Les questions qu’il a été proposé de certifier

[46]           Le demandeur propose que les questions suivantes soient certifiées :

Question no 1 :

[traduction] « Étant donné que les commissaires actuellement nommés par le gouverneur en conseil (GC) et les futurs commissaires de la SPR qui seront membres de la fonction publique seront appelés à interpréter la même définition d’un réfugié et d’une personne à protéger, le fait que des commissaires nommés par le GC n’aient pas réussi à l’examen tenu lors du processus de sélection visant à faire d’eux de futurs membres de la fonction publique, dans le cadre du projet de loi C-11, est-il le signe d’une incompétence manifeste et les rend-ils inadmissibles à titre de décideurs? »

 

Question no 2 :

[traduction] « Si la réponse à la première question est OUI, la Commission de l’immigration et du statut de réfugié viole-t-elle les principes de justice naturelle et les droits que la Charte confère aux demandeurs d’asile et aux personnes à protéger? »

 

Question no 3 :

[traduction] « Si la réponse à la première question est OUI, cela créerait-il deux régimes discriminatoires pour les demandeurs d’asile et les personnes à protéger, le premier dans le cadre de la loi actuellement en vigueur et le second dans le cadre du projet de loi C-11? »

 

 

[47]           La Cour d’appel fédérale a énoncé quels sont les critères prévus pour la certification d’une question de portée générale dans l’arrêt Canada (Ministre de la Citoyenneté et de l’Immigration) c Liyanagamage (CAF), [1994] ACF no 1637, 176 NR 4. Les questions proposées doivent transcender les intérêts des parties au litige, aborder des questions ayant des conséquences importantes ou qui sont de portée générale et être déterminantes quant à l’issue de l’appel.
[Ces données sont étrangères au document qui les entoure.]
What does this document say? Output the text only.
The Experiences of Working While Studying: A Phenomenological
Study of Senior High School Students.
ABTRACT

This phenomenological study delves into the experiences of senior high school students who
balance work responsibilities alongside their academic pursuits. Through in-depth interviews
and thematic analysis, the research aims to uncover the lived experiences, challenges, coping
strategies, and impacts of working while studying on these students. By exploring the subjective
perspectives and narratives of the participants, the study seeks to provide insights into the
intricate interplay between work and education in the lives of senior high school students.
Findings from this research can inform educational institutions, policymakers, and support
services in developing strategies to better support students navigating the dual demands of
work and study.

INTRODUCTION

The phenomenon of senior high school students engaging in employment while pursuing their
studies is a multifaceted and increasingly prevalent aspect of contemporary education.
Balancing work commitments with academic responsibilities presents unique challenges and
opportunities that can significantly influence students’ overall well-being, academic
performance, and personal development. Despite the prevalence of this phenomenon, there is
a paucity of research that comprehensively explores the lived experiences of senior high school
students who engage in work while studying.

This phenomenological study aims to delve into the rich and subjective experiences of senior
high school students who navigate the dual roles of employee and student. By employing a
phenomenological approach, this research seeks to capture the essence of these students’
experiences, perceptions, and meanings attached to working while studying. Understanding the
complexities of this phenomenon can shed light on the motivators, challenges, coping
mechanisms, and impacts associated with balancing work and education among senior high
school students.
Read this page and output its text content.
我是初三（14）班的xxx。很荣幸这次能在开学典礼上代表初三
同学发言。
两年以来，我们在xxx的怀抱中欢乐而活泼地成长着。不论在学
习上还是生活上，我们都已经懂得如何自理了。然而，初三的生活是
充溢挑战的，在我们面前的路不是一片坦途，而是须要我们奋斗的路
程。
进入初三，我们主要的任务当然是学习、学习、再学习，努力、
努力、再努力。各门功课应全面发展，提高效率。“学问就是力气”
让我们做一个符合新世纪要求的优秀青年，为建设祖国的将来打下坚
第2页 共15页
De l’avis de la Cour, les questions que le demandeur a formulées ne répondent pas à ces critères.

 

[48]           La première question que soumet le demandeur invite simplement à formuler des conjectures et, au vu des faits de l’espèce, elle ne permettrait pas de trancher l’appel. De plus, la Cour a jugé qu’il n’y a pas lieu de conclure à l’existence d’une crainte raisonnable de partialité ou d’incompétence institutionnelle. La Cour convient avec le défendeur que la question, telle qu’elle est formulée, est plutôt de la nature d’une question de renvoi (Pillai c Canada (Ministre de la Citoyenneté et de l’Immigration), 2001 CFPI 1417, [2001] ACF no 1944). Il ne convient donc pas de la certifier.

 

[49]           Compte tenu de la réponse négative à la première question, il n’est nul besoin de répondre aux deux suivantes.


JUGEMENT

 

LA COUR STATUE que :

1.                  La demande est rejetée.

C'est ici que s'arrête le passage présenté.